Okay... This is will be the only flash memory item I will currently own, Picture quality is important but easy use is nice too. Tanking aquarium pics and baby pics are important features needed. Hope these answers help...

Josh


----------



## Wö£fëñxXx (Dec 2, 2003)

Checkout the Canon Powershot series..nice quality photo's for a nice price.
Powershot A70 /A75/A80/A85 etc


----------



## cich (Aug 5, 2003)

Wö£fëñxXx said:


> Checkout the Canon Powershot series..nice quality photo's for a nice price.
> Powershot A70 /A75/A80/A85 etc


I second that. I have the A60 and no, I wouldn't take shots for prints, and I have my film SLR for art photography, but for general "snapshots," up to 2 megapixels is good enough for that! Canon is widely supported as the best lense maker in the general market as well. Another cool thing is that you can change the lenses on at least most of the A-series camera's, leaving you open to many options later as money comes along, but at the price of a point-and-shoot digital 

P.S.
Maybe it's just my technique, but my parents like the images from my camera over their 3.2 megapixel Powershot S30, (at the same resolutions, anyways)


----------



## Pooky125 (Jul 30, 2002)

I'm a huge fan of the coolpix line myself. Any of the 4 MP cameras out now days shoudl run you about 200 bucks. Very nice. I'm shooting an old 4300 that I love to pieces and refuse to upgrade. Get can them used for 100-150 bucks. Well worth the money IMO.


----------



## jmelnek (Dec 20, 2004)

Thanks for the replies, now I am at least off in the right direction.

Josh


----------



## rrguymon (Jul 10, 2005)

I don't see any cannon a70 or a80s. Looks like an older modle number. I see canon a520 4 mp all over. Is this a newer verison of the camera?


----------



## Wö£fëñxXx (Dec 2, 2003)

Find most any of them here, amoung other places thru Google.
http://www.pricescan.com/digiphoto/08010100.asp


----------



## GavoDotCom (Jul 24, 2004)

For $200-$250, I think you'll have to go the compact route.

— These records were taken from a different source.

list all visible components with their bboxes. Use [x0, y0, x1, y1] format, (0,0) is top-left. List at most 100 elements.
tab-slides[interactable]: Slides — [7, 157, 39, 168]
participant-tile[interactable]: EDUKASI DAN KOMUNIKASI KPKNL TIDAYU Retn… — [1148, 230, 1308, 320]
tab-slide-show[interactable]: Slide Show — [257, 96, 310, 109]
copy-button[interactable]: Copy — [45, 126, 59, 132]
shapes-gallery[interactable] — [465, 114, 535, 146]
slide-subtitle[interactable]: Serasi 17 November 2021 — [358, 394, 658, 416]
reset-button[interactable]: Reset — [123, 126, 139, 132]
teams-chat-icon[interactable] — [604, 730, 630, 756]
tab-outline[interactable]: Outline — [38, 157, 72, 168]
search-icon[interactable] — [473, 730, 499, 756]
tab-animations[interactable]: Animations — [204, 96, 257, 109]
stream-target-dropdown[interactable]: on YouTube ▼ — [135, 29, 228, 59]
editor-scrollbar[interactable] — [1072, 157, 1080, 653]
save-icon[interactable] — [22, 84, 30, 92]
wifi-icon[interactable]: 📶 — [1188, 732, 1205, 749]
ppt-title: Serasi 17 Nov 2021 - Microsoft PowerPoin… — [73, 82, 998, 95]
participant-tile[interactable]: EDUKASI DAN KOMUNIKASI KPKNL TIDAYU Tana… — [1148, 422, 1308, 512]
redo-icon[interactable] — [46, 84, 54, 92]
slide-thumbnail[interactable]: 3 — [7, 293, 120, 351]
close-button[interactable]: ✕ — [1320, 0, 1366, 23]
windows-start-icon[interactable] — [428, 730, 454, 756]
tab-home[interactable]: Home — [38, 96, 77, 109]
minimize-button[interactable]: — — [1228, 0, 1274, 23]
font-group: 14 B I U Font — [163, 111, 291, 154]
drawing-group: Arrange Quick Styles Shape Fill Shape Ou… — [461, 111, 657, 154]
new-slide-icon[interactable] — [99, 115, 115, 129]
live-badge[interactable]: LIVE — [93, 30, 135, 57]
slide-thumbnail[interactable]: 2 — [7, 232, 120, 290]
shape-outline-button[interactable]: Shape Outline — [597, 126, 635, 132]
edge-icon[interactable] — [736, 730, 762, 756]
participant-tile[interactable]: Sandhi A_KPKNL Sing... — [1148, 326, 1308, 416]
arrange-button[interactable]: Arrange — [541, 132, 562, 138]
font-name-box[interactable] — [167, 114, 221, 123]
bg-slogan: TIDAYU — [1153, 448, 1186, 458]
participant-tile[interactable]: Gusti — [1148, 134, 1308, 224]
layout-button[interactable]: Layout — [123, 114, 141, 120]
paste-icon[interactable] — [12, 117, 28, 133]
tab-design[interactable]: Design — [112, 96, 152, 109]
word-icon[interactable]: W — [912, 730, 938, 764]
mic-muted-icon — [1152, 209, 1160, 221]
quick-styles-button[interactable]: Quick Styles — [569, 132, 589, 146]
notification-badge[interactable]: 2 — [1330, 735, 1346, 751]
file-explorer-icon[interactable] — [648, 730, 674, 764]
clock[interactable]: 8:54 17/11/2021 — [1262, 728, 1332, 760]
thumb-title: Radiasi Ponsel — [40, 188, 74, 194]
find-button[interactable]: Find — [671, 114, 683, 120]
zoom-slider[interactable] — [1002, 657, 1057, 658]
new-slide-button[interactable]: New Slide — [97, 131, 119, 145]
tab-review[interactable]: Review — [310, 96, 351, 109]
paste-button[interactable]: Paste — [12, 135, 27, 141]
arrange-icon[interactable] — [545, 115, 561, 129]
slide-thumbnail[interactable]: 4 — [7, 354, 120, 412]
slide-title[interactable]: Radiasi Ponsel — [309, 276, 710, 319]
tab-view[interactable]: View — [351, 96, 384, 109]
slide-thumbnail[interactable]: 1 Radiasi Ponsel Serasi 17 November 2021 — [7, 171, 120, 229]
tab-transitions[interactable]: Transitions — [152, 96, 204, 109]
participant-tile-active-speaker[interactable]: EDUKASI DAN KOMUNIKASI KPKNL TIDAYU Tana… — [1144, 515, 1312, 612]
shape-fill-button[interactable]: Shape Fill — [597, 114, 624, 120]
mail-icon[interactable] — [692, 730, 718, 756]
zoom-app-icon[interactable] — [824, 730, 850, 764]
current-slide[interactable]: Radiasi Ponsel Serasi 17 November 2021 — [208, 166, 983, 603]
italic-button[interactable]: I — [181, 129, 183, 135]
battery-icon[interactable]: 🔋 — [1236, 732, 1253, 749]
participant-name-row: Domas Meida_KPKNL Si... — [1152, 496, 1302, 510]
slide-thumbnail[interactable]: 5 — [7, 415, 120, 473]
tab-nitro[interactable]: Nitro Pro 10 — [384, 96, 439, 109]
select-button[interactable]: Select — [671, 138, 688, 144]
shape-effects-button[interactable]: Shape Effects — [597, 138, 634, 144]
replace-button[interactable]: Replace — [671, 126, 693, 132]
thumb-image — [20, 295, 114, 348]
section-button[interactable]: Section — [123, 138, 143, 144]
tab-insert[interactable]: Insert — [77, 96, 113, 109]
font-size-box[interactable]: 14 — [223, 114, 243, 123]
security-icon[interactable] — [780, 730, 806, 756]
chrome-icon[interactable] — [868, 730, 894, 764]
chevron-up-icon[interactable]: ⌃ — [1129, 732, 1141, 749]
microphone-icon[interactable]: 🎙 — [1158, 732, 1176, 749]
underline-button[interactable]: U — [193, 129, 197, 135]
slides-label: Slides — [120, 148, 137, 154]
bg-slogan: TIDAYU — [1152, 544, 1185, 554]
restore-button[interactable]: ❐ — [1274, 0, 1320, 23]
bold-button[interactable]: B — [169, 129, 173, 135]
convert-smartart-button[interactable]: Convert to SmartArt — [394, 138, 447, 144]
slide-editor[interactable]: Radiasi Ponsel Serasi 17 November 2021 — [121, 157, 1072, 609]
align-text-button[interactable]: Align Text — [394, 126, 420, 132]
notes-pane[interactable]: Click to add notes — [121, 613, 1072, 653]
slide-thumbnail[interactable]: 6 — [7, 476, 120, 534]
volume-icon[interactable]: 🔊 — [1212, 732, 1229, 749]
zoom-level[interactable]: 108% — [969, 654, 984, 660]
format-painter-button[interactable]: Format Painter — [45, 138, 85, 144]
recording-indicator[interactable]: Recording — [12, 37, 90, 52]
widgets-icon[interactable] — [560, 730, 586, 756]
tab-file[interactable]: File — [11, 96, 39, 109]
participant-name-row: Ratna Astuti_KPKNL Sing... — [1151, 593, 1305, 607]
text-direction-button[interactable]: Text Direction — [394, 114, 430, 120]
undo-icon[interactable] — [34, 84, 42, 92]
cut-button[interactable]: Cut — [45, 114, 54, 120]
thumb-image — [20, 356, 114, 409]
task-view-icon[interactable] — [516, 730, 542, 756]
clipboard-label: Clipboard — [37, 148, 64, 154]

Here's a picture I took of a 1" dwarf puffer with a Canon Powershot S230 (3.2 megapixel camera) using the macro setting and full 2.0x zoom:









That's about as good as it gets with my camera--at least with my abilities, which are admittedly lacking.

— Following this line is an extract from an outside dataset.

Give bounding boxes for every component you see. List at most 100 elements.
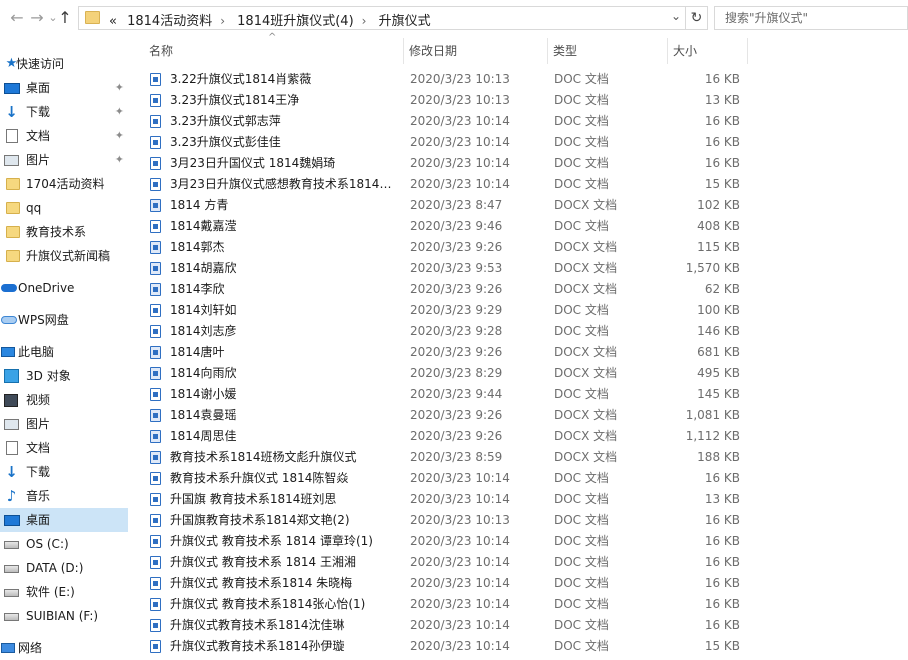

I can't point you to a specific camera. But my advice is for you to find the largest optical zoom you can afford. Digital zoom is worthless, it will just blur your photograph, so don't place any premium on it. If you take your photos with the best picture quality your camera can deliver, the resolution will be enough that you'll just want to crop your pictures anyway, especially if you are primarily using your photos for the web. The same can probably be said with lower megapixel cameras, but I don't have any experience with those.


----------